[jboss-jira] [JBoss JIRA] (JGRP-1817) OverlappingMergeTest testSameCreatorDifferentIDs fails to create correct merged view
Richard Achmatowicz (JIRA)
issues at jboss.org
Thu Mar 27 12:38:14 EDT 2014
[ https://issues.jboss.org/browse/JGRP-1817?page=com.atlassian.jira.plugin.system.issuetabpanels:all-tabpanel ]
Richard Achmatowicz updated JGRP-1817:
--------------------------------------
Description:
This test does the following:
- creates three channels a,b,c
- injects views A: {A|5 A}, B:{A|6 A,B}, C:{A|7 A,B,C}
- injects a merge event in each of channels A,B,C representing these four views
- checks that all channels have the final view of size 3
The test fails intermittently on RHEL, with the same failure each time:
{noformat}
-------------------------------------------------------------------
GMS: address=A, cluster=OverlappingMergeTest, physical address=10.16.95.7:27215
-------------------------------------------------------------------
-------------------------------------------------------------------
GMS: address=B, cluster=OverlappingMergeTest, physical address=10.16.95.7:27216
-------------------------------------------------------------------
-------------------------------------------------------------------
GMS: address=C, cluster=OverlappingMergeTest, physical address=10.16.95.7:27217
-------------------------------------------------------------------
------------- testSameCreatorDifferentIDs -----------
[A] view=[A|5] [A]
[B] view=[A|6] [A, B]
[C] view=[A|7] [A, B, C]
A's view: [A|5] [A]
B's view: [A|6] [A, B]
C's view: [A|7] [A, B, C]
Enabling TRACE debugging for GMS, MERGE2 and Discovery
==== triggering merge solicitation ====:
212534 [TRACE] TCPPING: - A: sending discovery request to 10.16.95.7:27216
212537 [TRACE] TCPPING: - A: sending discovery request to 10.16.95.7:27218
212538 [TRACE] TCPPING: - A: sending discovery request to 10.16.95.7:27217
215538 [TRACE] TCPPING: - A: discovery took 3004 ms: responses: 1 total (1 servers (0 coord), 0 clients)

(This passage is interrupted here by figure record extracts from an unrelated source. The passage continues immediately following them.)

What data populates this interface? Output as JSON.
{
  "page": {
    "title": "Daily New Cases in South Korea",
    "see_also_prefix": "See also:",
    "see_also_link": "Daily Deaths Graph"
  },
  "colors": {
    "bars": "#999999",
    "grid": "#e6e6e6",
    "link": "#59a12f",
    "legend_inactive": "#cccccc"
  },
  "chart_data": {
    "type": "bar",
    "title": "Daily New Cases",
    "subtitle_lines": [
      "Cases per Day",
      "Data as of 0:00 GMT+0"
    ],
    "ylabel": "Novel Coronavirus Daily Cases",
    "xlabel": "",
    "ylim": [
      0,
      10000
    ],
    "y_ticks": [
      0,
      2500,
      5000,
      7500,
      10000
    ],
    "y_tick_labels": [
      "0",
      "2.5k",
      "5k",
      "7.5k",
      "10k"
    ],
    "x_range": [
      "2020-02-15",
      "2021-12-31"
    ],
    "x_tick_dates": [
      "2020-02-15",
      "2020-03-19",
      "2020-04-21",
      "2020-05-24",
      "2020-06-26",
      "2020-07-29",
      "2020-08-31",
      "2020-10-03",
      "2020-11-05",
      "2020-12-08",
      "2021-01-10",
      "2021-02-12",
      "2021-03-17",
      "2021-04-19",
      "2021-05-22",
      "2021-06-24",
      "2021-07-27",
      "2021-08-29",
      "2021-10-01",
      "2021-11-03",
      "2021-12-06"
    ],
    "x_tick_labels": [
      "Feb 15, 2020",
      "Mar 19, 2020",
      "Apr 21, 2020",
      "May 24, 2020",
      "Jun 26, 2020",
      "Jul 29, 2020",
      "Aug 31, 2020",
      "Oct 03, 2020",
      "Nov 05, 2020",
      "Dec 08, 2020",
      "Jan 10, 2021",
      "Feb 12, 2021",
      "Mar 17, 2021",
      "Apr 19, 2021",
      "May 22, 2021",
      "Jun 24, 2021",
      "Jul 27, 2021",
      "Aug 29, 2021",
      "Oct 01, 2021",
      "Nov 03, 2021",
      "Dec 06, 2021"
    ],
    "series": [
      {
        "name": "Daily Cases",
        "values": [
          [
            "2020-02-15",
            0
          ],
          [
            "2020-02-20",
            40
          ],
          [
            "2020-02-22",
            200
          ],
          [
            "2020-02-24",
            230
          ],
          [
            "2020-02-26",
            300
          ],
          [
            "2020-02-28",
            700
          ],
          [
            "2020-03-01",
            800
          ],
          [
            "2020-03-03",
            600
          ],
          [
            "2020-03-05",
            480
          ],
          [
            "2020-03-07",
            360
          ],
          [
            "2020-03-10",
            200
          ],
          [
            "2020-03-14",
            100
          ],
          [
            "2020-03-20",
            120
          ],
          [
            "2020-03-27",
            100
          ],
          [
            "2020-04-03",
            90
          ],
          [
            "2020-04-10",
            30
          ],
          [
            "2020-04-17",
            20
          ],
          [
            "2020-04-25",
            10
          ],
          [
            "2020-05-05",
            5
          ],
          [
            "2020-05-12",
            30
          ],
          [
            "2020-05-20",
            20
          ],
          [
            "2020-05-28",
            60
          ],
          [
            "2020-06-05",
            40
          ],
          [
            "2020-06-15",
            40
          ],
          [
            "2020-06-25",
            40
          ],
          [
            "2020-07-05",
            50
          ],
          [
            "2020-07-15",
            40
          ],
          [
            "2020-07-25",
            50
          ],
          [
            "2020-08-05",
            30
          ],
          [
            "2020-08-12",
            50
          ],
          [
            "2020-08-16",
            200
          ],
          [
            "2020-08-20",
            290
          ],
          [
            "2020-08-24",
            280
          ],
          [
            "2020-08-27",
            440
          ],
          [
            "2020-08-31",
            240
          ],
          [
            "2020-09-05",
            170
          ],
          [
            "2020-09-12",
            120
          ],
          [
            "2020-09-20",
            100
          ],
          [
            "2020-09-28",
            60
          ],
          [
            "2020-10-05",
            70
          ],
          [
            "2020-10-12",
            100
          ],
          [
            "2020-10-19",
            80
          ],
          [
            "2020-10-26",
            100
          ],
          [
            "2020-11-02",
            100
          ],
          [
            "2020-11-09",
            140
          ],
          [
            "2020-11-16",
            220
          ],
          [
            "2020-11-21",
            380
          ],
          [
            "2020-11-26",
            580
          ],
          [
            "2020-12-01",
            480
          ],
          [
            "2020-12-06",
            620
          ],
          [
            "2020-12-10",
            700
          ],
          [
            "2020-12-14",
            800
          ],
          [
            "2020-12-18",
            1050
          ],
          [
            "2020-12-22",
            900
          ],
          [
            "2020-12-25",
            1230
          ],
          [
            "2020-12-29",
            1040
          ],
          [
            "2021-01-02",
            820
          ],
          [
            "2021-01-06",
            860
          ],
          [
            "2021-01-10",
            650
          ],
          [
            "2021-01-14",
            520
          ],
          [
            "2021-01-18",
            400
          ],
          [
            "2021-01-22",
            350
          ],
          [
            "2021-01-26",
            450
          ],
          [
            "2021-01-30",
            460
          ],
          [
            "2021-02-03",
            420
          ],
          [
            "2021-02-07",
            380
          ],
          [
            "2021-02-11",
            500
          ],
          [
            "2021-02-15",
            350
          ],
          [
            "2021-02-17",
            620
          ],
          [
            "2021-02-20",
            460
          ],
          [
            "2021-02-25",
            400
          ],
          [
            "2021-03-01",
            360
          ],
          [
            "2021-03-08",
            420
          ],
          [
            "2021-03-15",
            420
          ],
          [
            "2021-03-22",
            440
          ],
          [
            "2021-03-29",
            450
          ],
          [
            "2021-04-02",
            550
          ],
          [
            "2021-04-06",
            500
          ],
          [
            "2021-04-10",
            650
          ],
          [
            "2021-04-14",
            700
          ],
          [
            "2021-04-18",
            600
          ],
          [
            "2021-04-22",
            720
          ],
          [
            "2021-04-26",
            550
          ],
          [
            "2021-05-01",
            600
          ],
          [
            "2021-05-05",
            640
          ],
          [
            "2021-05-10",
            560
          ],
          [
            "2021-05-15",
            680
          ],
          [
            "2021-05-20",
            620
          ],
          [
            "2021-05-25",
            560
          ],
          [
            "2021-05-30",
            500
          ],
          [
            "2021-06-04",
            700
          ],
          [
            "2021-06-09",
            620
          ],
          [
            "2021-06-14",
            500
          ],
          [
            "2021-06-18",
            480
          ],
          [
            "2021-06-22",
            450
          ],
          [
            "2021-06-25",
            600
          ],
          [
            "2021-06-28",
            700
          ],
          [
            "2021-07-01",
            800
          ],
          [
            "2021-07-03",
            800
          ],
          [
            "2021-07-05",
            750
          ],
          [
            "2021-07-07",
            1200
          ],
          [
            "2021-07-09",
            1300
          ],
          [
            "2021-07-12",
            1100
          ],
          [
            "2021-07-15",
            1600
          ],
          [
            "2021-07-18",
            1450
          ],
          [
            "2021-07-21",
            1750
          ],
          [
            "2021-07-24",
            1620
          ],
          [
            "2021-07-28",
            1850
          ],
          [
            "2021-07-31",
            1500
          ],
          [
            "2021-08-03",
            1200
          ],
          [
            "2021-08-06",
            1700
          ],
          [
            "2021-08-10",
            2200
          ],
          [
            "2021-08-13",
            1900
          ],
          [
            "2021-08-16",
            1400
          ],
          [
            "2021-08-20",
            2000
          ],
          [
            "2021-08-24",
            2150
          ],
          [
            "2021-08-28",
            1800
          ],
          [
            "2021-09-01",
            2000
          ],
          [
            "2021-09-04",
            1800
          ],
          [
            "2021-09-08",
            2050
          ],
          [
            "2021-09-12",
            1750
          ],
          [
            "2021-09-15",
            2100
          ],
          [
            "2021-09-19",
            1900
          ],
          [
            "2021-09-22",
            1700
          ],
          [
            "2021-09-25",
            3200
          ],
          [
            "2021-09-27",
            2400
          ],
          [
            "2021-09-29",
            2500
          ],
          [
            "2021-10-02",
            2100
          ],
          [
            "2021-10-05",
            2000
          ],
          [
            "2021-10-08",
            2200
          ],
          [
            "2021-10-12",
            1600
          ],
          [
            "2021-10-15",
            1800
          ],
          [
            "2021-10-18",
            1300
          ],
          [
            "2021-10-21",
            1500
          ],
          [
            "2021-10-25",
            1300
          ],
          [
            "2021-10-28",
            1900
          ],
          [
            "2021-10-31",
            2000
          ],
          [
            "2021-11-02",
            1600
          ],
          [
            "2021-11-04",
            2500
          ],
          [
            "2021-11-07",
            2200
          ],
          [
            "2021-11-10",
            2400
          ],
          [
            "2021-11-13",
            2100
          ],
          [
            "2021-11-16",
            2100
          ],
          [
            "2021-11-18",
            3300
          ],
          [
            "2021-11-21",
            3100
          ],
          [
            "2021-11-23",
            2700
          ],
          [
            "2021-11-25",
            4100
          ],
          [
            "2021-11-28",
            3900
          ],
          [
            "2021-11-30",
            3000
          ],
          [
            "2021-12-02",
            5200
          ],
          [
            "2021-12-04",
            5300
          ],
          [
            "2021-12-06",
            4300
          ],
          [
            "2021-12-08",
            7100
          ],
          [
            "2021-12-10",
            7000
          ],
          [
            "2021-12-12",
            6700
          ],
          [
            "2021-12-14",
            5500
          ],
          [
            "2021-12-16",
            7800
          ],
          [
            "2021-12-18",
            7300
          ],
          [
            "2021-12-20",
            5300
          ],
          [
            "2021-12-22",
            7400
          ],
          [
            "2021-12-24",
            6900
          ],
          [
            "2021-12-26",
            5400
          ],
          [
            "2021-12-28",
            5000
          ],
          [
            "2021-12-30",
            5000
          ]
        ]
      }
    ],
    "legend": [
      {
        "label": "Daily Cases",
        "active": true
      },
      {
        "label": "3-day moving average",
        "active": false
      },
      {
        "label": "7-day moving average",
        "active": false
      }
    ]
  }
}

215539 [TRACE] MERGE2: - Discovery results:
[B]: view_id=[A|6] ([A|6] [A, B])
[A]: view_id=[A|5] ([A|5] [A])
215539 [DEBUG] MERGE2: - A found different views : [A|5], [A|6]; sending up MERGE event with merge participants [B, A].
Discovery results:
[B]: coord=A
[A]: coord=A
==== checking views after merge ====:
....................Disabling TRACE debugging for GMS, MERGE2 and Discovery
A's view: [A|7] [A, B]
B's view: [A|7] [A, B]
C's view: [A|7] [A, B, C]
{noformat}
Whenever this test fails, it is the discovery phase which fails to find the correct set of views. Instead of finding views for channels A, B and C, it only finds views for channels A and B.
Also, the discovery requests are sent to host:port combinations which are offset by 1. For example, in the case above, the host:port combinations of the channels are 10.16.95.7:27215, 10.16.95.7:27216, and 10.16.95.7:27217, but the pings go put to 10.16.95.7:27216, 10.16.95.7:27217, and 10.16.95.7:27218. Not sure if this is significant as it still covers the channels B and C.
was:
This test does the following:
- creates four channels a,b,c,d
- injects views A: {A,C,B}, B:{A,C,B}, C:{A,C,B} and D: {B,A,C,D}
- injects a merge event in each of channels A,B,C,D representing these four views
- checks that all channels have the final view of size 4
The test fails intermittently on RHEL, with the same failure each time:
{noformat}
181595 [DEBUG] GMS: - A: installing view [A|2] [A]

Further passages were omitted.